To make their argument, they start by merging the balance sheets of the Treasury and the Federal reserve. Then, they argue we can spend money on anything we want, and run deficits as high as we want, because the Treasury can borrow the necessary funds.

If the bond market swells too much, the Fed can buy the bonds, monetize the debt and stash it away on its balance sheet for 10 years until collective maturity, the MMT advocates argue. They point to Japan’s debt-to-GDP over 250 percent and note that the U.S.’s current ratio is only 106 percent. This leaves us with plenty of headroom, according to MMT. They also note Ben Bernanke printed nearly $4 trillion and saw no significant inflation.

“When they put it that way, it has a kind of superficial appeal,” Rickards said. “What’s not to like? I certainly think there is a problem. There's good evidence that says it is a problem. Look at the brilliant work of Carmen Reinhart and Ken Rogoff… they make it absolutely clear that when your debt-to-GDP ratio goes above 90 percent, you’re at a critical threshold.”

Limit to MMT

Above this 90 percent threshold, something happens, Rickards noted. Under normal conditions, if you borrow a dollar and spend a dollar, you should get a dollar of GDP in return. However, above 90 percent debt-to-GDP ratios, Rickards stated, debt itself becomes a headwind.

This is one of the reasons why growth has been so weak since the Great Recession. We're in the eleventh year of an expansion that is now the longest in U.S. history, Rickards stated, but it's also the weakest expansion in U.S. history.

Data discredits the idea that we can grow our way out of our debt burden, he added, and we cannot borrow our way out of it either. The only solution becomes inflation, but the Fed has been trying to produce significant inflation for the last 10 years and has failed.

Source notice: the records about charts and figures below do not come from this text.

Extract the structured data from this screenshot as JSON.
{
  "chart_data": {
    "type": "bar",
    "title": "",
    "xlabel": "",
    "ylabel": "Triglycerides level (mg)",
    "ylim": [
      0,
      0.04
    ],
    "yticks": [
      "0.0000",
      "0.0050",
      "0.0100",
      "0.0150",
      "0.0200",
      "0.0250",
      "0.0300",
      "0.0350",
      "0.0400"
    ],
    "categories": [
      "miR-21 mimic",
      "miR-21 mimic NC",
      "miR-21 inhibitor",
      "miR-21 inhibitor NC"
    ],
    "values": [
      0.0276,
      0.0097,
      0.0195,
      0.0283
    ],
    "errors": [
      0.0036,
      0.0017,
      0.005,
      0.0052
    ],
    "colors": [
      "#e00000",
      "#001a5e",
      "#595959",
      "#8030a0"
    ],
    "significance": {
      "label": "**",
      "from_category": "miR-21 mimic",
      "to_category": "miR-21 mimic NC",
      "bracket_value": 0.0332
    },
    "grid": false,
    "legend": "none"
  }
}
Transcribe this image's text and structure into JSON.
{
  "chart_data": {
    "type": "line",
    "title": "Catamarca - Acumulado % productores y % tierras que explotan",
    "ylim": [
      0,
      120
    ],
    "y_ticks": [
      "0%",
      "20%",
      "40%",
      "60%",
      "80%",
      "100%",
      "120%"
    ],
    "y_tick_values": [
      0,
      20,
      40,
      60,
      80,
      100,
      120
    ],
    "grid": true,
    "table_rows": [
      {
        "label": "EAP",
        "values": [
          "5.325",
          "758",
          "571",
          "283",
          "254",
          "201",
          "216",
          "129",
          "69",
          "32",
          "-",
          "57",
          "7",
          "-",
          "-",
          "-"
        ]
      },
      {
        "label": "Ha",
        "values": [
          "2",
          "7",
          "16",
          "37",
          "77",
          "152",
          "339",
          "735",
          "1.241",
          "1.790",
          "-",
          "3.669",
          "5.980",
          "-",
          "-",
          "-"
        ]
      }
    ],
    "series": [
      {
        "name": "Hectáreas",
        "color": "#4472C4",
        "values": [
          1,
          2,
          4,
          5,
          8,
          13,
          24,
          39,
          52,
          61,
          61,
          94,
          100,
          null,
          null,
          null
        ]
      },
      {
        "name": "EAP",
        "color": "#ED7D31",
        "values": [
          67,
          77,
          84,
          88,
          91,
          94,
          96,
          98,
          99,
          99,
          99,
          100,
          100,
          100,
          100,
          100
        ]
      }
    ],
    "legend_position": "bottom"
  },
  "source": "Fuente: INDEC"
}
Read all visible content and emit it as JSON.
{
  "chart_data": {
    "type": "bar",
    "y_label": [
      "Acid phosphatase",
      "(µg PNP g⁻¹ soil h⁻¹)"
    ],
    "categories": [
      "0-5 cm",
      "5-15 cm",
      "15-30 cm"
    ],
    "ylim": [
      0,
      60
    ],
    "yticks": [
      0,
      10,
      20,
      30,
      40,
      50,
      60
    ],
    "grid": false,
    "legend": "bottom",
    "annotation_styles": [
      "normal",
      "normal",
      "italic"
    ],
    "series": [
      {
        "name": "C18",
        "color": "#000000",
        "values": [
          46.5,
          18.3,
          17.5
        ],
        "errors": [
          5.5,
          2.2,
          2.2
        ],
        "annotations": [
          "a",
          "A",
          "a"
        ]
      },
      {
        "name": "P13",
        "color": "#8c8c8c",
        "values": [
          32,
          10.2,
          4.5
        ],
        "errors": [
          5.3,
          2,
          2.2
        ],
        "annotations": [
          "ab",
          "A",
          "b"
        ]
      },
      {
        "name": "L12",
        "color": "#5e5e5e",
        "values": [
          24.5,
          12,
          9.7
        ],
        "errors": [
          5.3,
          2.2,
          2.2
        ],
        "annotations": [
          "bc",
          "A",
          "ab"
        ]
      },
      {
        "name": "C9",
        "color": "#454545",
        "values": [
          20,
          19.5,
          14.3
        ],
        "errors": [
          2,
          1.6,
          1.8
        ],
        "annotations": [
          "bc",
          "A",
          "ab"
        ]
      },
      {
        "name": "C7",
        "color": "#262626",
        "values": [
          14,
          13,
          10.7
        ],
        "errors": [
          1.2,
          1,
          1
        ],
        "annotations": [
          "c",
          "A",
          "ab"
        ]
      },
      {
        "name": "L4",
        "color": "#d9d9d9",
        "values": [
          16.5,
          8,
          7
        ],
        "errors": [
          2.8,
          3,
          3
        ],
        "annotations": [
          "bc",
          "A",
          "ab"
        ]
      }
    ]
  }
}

“What the MMT people are ignoring is the psychological limit, not the legal limit,” Rickards said. “It is true that the Fed can borrow as much as it wants, but there's a psychological limit. This is what physicists call a critical threshold or a phase transition. … I'm not saying inflation is an attractive option. I am saying it might be the only option and we can't get the inflation, so we're just heading for default with slow growth along the way to make it even worse.”